Couple seek a way to finance time together
Monday, April 24th, 2006Web Posted: 04/24/2006 12:00 AM CDT
Aïssatou Sidimé
Express-News Business Writer
For 10 years Bruce Cook left home while his wife slept to go to a high-stress job. He returned home after she had left for her waitress job. They rarely saw each other.
After wife Elaine Krugman suffered a shoulder injury that ended her waitress career, they decided to retire from full-time work.
“As you get older you realize that you either spent time well or you didn’t,” said Cook, 56, a former records administrator for San Diego Gas & Electric Co. “You can’t get it back. Time to me is very important.”
To capitalize on the booming California housing market and reduce their expenses, Cook and Krugman sold their primary house in San Diego and bought a house with cash in San Antonio. They moved here in 2004.
Cook became a consultant compiling real estate data part time for his previous employer. Now he spends much of his time attending glass-fusing classes and traveling with Krugman, a part-time craft instructor on cruise ships.
“More time with my wife gave my life a deeper meaning,” he said.
“It also brought his blood pressure way down,” said Krugman, 44, who also works as a consultant scanning documents part time for Cook’s former employer.
But 20 months later, the couple wonders whether their savings could continue to support their lifestyle if Bruce’s one-year consulting contract wasn’t renewed.
Krugman also would like to travel more, about 10 to 12 weeks a year, which would cost roughly $12,000.
“To double our travel would put us outside what I think we can do with the budget,” Cook said.
The couple have investments and cash totaling roughly $935,000.
They will earn about $70,000 before taxes from consulting and their investments. Their annual expenses are roughly $48,000.
The couple are careful to stay out of debt: They carry no credit card balances. They paid off car notes and the mortgage on a condo they still own in San Diego.
The condo, valued at about $275,000, is now rented out.

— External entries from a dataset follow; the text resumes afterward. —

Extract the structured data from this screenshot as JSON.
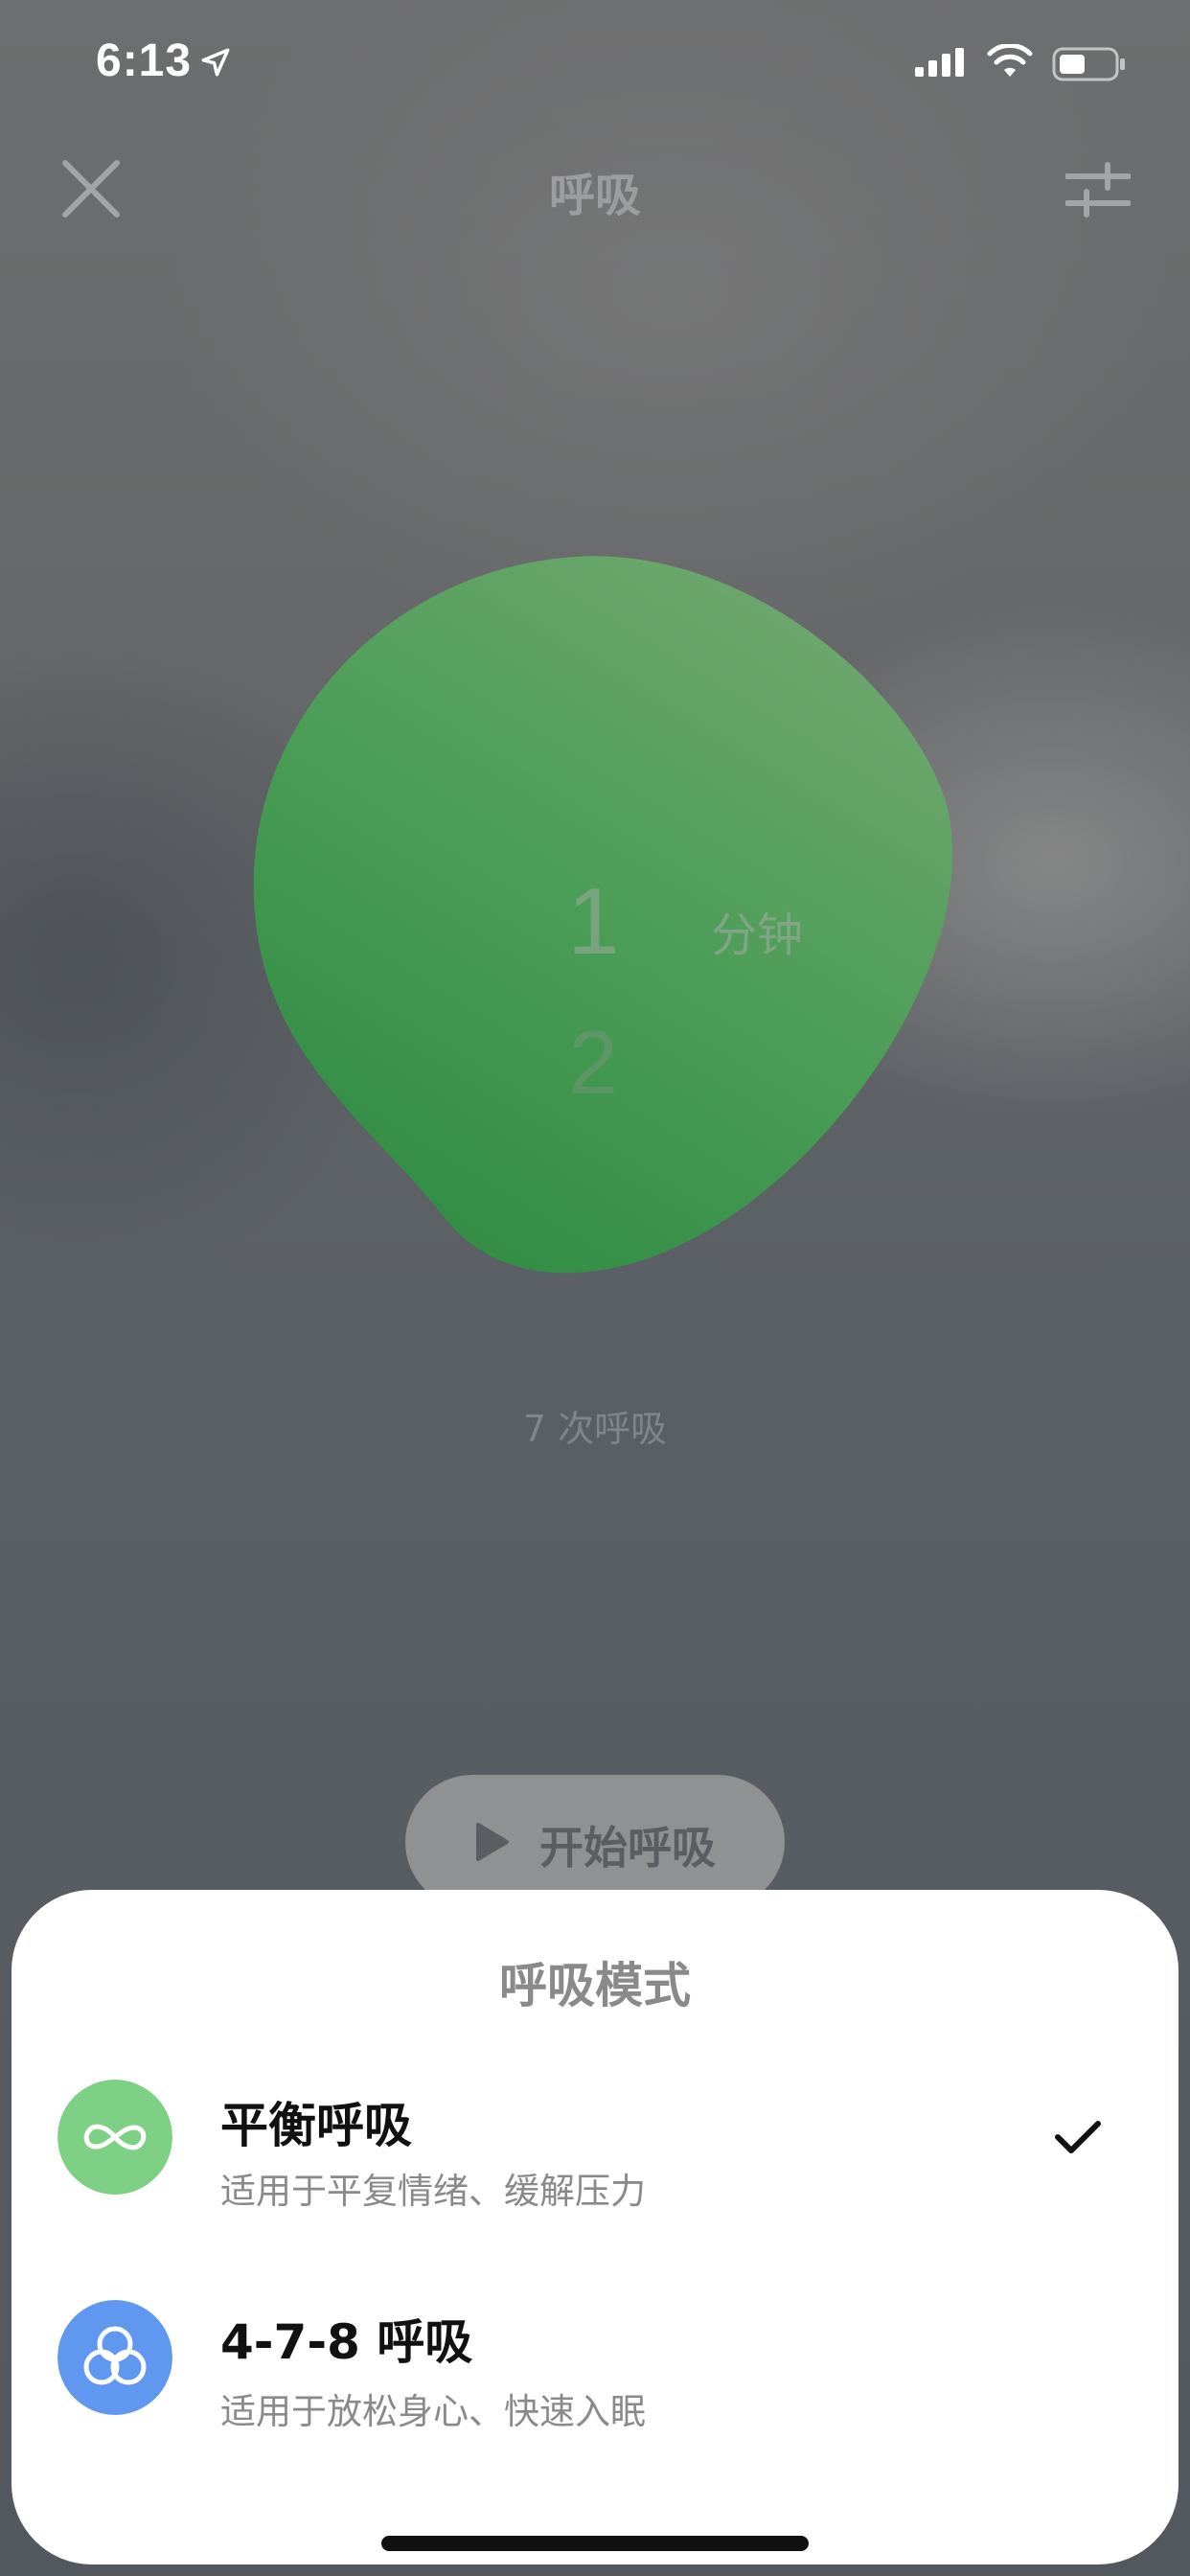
{
  "status_bar": {
    "time": "6:13",
    "icons": [
      "location-arrow-icon",
      "signal-icon",
      "wifi-icon",
      "battery-icon"
    ]
  },
  "nav": {
    "title": "呼吸",
    "close_icon": "close-icon",
    "settings_icon": "sliders-icon"
  },
  "timer": {
    "minute_options": [
      "1",
      "2"
    ],
    "selected_minutes": "1",
    "unit": "分钟",
    "breath_count": "7 次呼吸",
    "blob_color": "#4b9d57"
  },
  "start_button": {
    "label": "开始呼吸",
    "icon": "play-icon"
  },
  "sheet": {
    "title": "呼吸模式",
    "modes": [
      {
        "name": "平衡呼吸",
        "description": "适用于平复情绪、缓解压力",
        "icon": "infinity-icon",
        "icon_color": "#7ed184",
        "selected": true
      },
      {
        "name": "4-7-8 呼吸",
        "description": "适用于放松身心、快速入眠",
        "icon": "rings-icon",
        "icon_color": "#5f98ee",
        "selected": false
      }
    ]
  }
}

But they are considering selling it and investing the profits to generate more income.
However, Cook is unsure how to remain properly diversified to minimize risk.
“The condo is earning just 3 percent after expenses, which I think is unacceptable, but I’m a little hesitant to put everything in the stock market,” he said.
The decision is more complicated because neither one has disability insurance to provide income if he or she can’t work even part time. Cook has long-term care insurance and a family medical plan through his former employer, but the benefits will terminate when he turns 65.
They want a solution that lets them continue enjoying life and each other at their own pace.
“I’ve been very proud that we don’t owe anyone, and it’s important to stay that way,” Krugman said. “But financial worries add stress to our lives and it’s important to remain stress-free.”